The triple disaster in Japan – March 11, 2011

EARTHQUAKE DID NOT KILL

We can cope with natural disasters to some extent, but we can not resolve the problems we create if we don’t know what we are doing.  We will be able to live with nature if we connect with respect, but we can not solve the problems we create if we don’t exactly know what we have created.  This is why the nuclear accident at the Fukushima Dai-ichi power station is more difficult than the earthquake and the tsunami.

When I left Japan on May 15, newspapers reported that there were still close to 150,000 people staying in the temporary evacuation shelters, school gyms and community centres, and other public space.  The figure for the confirmed dead persons was about 14,000 and still missing, after two months, probably all dead in the seas, was about 9,000.  Aside from 4 persons died in the damaged nuclear power plant, most of the deaths occurred due to the tsunami, not by the earthquake itself.  I am saying this because on March 11th, 2011, the earthquake itself hardly killed people, but the tsunami did.  This is a different story from Haiti where most of the deaths happened because of the earthquake.

I started out with the above sentence because what impressed me most as the train went into the triple disaster affected region was the absence of destroyed houses and buildings from the view from the train window.   I wondered where the scenes I used to seeing in Haiti and New Zealand were.  Even in Sendai, which was the closest population centre to the epi-centre of 3/11 earthquake, I didn’t see collapsed buildings except sheets of blue plastic tarpaulin covering houses that lost some ceramic slates from the roofs.

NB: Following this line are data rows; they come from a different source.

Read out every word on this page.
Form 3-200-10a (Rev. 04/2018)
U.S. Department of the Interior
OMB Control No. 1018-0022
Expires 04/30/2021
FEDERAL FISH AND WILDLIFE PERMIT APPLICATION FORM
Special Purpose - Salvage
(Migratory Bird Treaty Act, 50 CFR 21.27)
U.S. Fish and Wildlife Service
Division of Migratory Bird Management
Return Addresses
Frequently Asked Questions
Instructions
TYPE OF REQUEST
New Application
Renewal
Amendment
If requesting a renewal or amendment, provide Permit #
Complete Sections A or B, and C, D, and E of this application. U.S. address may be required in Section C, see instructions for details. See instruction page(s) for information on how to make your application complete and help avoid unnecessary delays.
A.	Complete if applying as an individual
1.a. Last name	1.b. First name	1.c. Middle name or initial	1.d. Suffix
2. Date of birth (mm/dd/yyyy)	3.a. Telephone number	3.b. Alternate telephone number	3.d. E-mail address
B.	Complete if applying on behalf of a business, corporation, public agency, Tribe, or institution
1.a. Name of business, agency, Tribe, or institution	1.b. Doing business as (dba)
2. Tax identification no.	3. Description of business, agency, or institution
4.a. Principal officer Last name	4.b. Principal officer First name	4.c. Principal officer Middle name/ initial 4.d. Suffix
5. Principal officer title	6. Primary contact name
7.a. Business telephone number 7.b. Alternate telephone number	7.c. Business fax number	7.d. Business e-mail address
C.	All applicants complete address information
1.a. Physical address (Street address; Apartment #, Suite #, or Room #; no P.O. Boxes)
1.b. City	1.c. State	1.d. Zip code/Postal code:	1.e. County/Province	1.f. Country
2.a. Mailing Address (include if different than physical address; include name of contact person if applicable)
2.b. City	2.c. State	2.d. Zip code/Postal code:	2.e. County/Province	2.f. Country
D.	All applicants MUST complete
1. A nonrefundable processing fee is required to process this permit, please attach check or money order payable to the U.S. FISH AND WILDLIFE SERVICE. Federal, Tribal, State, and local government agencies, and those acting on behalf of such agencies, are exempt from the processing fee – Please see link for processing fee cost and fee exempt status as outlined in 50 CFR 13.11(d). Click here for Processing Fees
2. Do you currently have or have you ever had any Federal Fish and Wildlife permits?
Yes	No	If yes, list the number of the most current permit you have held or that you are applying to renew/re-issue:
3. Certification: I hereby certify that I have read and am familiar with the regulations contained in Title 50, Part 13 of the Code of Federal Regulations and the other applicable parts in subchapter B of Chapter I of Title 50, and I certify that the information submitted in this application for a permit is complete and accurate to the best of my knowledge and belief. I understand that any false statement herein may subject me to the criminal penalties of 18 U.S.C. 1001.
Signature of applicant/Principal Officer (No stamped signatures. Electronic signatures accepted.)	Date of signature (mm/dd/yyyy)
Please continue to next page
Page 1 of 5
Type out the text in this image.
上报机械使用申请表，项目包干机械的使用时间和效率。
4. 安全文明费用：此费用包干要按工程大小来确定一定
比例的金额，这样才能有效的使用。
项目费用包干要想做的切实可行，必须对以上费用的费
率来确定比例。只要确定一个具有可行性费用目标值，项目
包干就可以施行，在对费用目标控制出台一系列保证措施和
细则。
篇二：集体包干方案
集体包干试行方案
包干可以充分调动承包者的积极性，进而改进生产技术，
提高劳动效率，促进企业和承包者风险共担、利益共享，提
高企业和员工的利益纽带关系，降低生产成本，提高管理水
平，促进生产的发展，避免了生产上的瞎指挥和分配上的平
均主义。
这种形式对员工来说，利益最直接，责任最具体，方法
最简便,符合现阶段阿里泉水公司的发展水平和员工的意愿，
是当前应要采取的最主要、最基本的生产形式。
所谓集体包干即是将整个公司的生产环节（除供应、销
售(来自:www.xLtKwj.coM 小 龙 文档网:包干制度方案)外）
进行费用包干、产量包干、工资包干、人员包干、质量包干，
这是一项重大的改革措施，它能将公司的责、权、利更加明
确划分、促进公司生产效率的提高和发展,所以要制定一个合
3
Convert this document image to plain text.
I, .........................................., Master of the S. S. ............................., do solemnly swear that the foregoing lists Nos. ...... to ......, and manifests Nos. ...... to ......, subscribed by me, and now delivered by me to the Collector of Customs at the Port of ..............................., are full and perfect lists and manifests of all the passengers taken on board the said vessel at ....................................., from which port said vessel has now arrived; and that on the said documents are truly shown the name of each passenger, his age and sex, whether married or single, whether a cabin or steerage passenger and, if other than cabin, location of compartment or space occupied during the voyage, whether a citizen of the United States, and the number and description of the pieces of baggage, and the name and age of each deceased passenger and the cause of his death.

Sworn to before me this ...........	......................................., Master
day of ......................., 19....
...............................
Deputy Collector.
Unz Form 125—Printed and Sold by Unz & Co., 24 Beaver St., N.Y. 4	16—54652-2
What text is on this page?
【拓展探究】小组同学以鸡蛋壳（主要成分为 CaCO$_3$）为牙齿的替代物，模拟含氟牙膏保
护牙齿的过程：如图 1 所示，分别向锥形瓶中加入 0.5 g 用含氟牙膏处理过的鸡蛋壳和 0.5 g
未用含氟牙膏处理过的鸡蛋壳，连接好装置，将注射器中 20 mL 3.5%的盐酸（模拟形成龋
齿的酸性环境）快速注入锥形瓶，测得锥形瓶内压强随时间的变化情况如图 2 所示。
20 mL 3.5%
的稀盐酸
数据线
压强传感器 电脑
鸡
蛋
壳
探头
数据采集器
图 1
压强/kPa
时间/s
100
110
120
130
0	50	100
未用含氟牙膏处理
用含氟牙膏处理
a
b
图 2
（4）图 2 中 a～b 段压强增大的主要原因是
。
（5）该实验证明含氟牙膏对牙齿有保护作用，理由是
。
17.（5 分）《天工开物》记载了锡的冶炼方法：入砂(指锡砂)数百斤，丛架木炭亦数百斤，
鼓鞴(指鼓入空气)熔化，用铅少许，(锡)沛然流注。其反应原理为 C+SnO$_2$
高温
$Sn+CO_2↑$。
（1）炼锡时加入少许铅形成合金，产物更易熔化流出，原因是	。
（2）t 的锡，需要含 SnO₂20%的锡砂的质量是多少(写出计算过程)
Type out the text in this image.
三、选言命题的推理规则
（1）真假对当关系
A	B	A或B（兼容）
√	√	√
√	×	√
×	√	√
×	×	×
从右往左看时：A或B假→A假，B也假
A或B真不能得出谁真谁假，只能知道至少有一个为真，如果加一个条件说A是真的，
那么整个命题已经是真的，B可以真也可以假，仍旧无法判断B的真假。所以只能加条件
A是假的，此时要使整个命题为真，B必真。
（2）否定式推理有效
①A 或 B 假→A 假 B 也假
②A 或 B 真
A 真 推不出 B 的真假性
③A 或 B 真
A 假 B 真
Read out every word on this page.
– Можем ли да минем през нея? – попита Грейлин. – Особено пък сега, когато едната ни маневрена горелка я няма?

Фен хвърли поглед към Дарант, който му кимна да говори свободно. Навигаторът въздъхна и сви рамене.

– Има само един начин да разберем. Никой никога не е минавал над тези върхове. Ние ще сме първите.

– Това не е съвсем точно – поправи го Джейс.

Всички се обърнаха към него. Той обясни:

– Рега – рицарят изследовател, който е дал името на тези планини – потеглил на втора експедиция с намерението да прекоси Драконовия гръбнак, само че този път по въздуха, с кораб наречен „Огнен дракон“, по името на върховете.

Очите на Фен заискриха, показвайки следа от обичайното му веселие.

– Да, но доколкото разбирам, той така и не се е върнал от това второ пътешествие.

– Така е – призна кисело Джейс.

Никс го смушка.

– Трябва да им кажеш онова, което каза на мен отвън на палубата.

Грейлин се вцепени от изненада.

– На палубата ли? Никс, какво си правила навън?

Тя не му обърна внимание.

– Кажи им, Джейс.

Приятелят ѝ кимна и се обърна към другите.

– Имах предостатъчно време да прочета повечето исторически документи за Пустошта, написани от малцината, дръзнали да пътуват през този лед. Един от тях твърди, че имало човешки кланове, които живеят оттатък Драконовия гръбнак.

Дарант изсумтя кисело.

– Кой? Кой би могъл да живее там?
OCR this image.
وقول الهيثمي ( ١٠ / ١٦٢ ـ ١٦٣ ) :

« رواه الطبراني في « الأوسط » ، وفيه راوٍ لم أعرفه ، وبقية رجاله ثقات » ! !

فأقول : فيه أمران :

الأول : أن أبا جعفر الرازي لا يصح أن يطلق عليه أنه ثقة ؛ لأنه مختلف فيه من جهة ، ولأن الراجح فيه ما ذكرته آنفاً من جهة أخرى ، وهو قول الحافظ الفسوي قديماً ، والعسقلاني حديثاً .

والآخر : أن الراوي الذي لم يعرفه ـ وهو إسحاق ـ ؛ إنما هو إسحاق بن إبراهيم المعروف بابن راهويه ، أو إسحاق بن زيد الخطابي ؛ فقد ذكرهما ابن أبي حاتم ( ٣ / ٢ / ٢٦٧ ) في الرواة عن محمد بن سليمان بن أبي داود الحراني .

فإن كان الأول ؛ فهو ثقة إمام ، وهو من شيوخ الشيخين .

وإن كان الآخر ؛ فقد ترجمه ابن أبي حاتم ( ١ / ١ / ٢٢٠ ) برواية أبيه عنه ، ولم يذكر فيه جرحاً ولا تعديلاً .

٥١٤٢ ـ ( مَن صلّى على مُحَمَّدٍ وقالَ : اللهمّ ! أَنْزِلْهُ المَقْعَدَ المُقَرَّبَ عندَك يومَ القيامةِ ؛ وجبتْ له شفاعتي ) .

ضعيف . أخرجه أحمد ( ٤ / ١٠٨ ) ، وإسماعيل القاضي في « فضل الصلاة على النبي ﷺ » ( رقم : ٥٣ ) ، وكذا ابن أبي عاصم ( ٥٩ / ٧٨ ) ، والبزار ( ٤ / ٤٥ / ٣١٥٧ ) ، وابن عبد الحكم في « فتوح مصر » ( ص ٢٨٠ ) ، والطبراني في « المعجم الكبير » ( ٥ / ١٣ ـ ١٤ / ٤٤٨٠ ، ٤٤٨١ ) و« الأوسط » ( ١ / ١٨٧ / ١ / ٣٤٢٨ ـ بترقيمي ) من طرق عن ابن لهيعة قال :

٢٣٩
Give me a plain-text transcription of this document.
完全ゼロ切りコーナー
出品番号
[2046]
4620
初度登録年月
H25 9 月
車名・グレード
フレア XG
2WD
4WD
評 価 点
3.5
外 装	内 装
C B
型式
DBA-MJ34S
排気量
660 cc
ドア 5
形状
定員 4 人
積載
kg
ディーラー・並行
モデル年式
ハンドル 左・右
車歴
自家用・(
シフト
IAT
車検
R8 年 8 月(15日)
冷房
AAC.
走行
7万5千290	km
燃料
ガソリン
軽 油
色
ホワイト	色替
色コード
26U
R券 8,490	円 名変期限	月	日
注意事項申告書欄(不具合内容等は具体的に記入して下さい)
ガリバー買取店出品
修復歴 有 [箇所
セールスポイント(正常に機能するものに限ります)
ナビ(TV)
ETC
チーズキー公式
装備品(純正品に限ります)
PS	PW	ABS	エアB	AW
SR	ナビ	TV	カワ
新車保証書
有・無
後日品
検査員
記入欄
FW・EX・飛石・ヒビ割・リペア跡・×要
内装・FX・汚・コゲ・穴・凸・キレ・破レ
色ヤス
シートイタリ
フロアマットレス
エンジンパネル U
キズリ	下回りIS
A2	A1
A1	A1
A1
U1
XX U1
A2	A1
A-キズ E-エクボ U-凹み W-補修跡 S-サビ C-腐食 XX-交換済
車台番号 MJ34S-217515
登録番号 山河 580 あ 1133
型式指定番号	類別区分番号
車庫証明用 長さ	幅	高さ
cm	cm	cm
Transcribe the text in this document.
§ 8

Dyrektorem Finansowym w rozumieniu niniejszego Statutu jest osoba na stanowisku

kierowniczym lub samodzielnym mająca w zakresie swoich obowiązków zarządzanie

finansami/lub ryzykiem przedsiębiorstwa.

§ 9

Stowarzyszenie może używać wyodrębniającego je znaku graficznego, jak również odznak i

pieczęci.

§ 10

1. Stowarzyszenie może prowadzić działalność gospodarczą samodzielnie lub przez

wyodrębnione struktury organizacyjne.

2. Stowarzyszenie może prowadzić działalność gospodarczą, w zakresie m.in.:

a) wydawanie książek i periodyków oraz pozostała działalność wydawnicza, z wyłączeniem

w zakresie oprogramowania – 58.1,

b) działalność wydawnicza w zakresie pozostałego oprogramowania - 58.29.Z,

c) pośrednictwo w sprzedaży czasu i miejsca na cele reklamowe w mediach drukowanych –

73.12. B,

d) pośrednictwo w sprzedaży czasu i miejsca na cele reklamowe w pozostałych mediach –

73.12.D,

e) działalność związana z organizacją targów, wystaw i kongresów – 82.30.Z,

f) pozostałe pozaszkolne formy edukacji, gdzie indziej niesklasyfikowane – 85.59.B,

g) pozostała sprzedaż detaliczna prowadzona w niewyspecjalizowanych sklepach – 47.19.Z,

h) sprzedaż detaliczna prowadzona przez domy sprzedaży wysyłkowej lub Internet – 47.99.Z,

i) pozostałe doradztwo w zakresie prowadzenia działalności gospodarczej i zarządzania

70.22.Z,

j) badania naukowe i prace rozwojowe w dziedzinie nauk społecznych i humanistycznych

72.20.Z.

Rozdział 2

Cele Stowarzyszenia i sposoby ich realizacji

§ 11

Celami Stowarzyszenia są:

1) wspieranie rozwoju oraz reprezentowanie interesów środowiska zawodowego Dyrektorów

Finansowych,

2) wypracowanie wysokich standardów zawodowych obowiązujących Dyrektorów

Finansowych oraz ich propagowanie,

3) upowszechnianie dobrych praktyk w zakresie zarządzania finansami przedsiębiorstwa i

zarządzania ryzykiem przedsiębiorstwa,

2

 After the visit of the affected region, the ecumenical delegation met in a conference room of the Tokyo Christian Centre on the fourth floor for debriefing.  They told me that at 2 P.M. when the quake struck, they were in a meeting.  When the magnitude 5 quake struck Tokyo, the building shook so hard that people had hard time climbing down the stairs to the ground level to evacuate.  But when we met in the same room and were told what happened in the same room, I looked around and saw no crack on the wall neither did I see any broken window pane.  My sister was in the second floor of a supermarket in Tokyo.  The building shook so violently that she had to sit down on the floor until it stopped.  When I went there to shop two months later, the story was the same.  I didn’t see any cracked wall nor broken window.

Buildings and houses in Japan were earthquake proof.  The building code must be very strict.  So the primary disaster, earthquake, destroyed hardly anything, neither killed anyone.  Japan was prepared.  The death and destruction, the secondary disaster, tsunami, could have been far less if it was as estimated 8 metres high wall of waters, max.  Dikes were prepared for that height, and the warning system was in place.  They did not expect 15 metres high tsunami.  There was an extensive tsunami warning.  Deaths occurred because more than 40 % of people thought it was not so imminent.  So they continued cleaning the mess in the houses created by the earthquake which came 40 minutes to 1 hour earlier.  School children knew where to go, the third floor, when the tsunami warning sounded.  All in all, they were even prepared for tsunami, except the estimate was a few metres short.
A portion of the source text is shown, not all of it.